- Relator(a)
- Ministro Messod Azulay Neto
- Órgão julgador
- Quinta Turma
- Data do julgamento
- 02/09/2024
- Data de publicação
- 06/09/2024
STJ – Acórdão, Rel. Ministro Messod Azulay Neto, Quinta Turma, j. 02/09/2024, p. 06/09/2024
AGRAVO REGIMENTAL EM HABEAS CORPUS SUBSTITUTIVO DE REVISÃO CRIMINAL. TRÁFICO DE ENTORPECENTES. DOSIMETRIA. EXAPERAÇÃO DA PENA-BASE. QUANTIDADE E NATUREZA DOS ENTORPECENTES. TRÁFICO PRIVILEGIADO AFASTADO. DEDICAÇÃO A ATIVIDADES CRIMINOSAS CARACTERIZADA. BIS IN IDEM NÃO EVIDENCIADO. FUNDAMENTAÇÃO IDÔNEA. CONSTRANGIMENTO ILEGAL QUE NÃO SE VERIFICA. I - O Superior Tribunal de Justiça não admite a impetração de habeas corpus substitutivo de revisão criminal. Precedentes. II - Na hipótese de ilegalidade flagrante, concede-se a ordem de ofício. Precedentes. III - A individualização da pena é submetida aos elementos de convicção judicial acerca das circunstâncias do crime, cabendo às Cortes Superiores apenas o controle da legalidade e da constitucionalidade dos critérios empregados, a fim de evitar eventuais arbitrariedades.
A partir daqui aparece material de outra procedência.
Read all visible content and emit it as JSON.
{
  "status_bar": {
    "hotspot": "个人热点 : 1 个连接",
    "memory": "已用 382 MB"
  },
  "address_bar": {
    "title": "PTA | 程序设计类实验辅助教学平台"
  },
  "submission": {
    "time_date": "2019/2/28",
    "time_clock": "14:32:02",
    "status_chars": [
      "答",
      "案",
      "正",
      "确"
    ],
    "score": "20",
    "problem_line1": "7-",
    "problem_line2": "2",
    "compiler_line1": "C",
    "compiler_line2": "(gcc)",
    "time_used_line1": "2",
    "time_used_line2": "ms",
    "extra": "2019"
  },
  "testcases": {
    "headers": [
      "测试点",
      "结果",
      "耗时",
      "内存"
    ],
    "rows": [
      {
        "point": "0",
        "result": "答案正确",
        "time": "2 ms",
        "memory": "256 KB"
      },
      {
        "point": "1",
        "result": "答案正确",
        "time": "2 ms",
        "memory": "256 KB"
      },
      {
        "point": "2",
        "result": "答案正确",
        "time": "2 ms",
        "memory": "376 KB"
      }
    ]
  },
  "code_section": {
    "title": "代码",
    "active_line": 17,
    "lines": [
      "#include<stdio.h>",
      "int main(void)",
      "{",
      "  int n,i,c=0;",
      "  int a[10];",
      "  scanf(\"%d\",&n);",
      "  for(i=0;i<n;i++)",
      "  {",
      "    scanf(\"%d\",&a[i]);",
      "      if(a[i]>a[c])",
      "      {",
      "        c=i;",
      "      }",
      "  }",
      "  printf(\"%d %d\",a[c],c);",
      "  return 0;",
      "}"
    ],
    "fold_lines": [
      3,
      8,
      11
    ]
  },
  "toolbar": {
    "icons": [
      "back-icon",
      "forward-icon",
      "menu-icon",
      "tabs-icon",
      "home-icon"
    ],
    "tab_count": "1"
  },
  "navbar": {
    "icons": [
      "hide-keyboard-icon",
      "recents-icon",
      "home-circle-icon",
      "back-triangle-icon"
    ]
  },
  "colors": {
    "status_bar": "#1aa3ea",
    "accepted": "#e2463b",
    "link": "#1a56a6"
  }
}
IV - Na hipótese, o privilégio do § 4º da Lei n. 11.343/2006 não foi afastado em razão unicamente da quantidade e natureza dos entorpecentes apreendidos, mas em virtude dos registros anteriores perante a Vara da Infância e da Juventude que indicam que o paciente é entrelaçado com a atividades criminosas, não se tratando de um traficante eventual. V - A desconstituição das conclusões das instâncias antecedentes depende do reexame de fatos e provas, providência inviável na via do habeas corpus. Precedentes. Agravo regimental não provido. (AgRg no HC n. 890.868/SP, relator Ministro Messod Azulay Neto, Quinta Turma, julgado em 2/9/2024, DJe de 6/9/2024.)